At the edge of my vision, I see the bikers at the open front of the bar.

They've formed a wall. Shoulder to shoulder, backs to the inside, facing the parking lot.

Not watching. Blocking. The music outside surges louder.

Someone cranked AC/DC "Thunderstruck" to full volume, a wall of rock that swallows every sound inside the bar.

Nobody outside can see in. Nobody outside can hear in.

The bar has become a sealed room, a private court. The jury is a line of leather-clad backs, and the judge is a woman with a purse full of brass knuckles. The executioner is a five-foot-eight guy wearing hot pink.

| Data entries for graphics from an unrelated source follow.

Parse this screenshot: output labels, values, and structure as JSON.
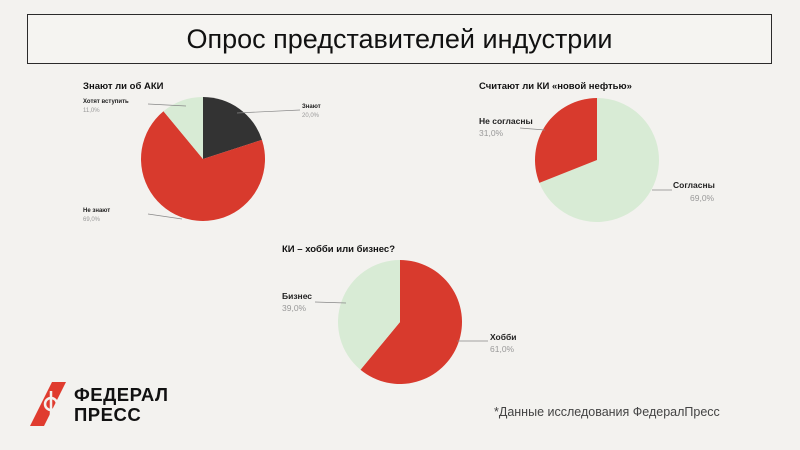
{
  "title": "Опрос представителей индустрии",
  "footnote": "*Данные исследования ФедералПресс",
  "logo": {
    "line1": "ФЕДЕРАЛ",
    "line2": "ПРЕСС",
    "brand_color": "#e03c2f"
  },
  "colors": {
    "red": "#d83a2d",
    "light_green": "#d8ebd5",
    "dark_gray": "#333333"
  },
  "chart_data": [
    {
      "type": "pie",
      "title": "Знают ли об АКИ",
      "slices": [
        {
          "label": "Знают",
          "value": 20.0,
          "display": "20,0%",
          "color": "#333333"
        },
        {
          "label": "Не знают",
          "value": 69.0,
          "display": "69,0%",
          "color": "#d83a2d"
        },
        {
          "label": "Хотят вступить",
          "value": 11.0,
          "display": "11,0%",
          "color": "#d8ebd5"
        }
      ]
    },
    {
      "type": "pie",
      "title": "Считают ли КИ «новой нефтью»",
      "slices": [
        {
          "label": "Согласны",
          "value": 69.0,
          "display": "69,0%",
          "color": "#d8ebd5"
        },
        {
          "label": "Не согласны",
          "value": 31.0,
          "display": "31,0%",
          "color": "#d83a2d"
        }
      ]
    },
    {
      "type": "pie",
      "title": "КИ – хобби или бизнес?",
      "slices": [
        {
          "label": "Хобби",
          "value": 61.0,
          "display": "61,0%",
          "color": "#d83a2d"
        },
        {
          "label": "Бизнес",
          "value": 39.0,
          "display": "39,0%",
          "color": "#d8ebd5"
        }
      ]
    }
  ]
}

I step forward and hit his mouth first.

The mouth. The smile. The thing that convinced a church that he was holy.

The thing that told a homeless kid at a gas station that everything was going to be okay.

The thing that said, I rode that bike every day, couldn't get enough, felt so good, so perfect.

The thing that opened in the dark above me every night for four years and breathed instructions into my ear that I can still hear in my nightmares.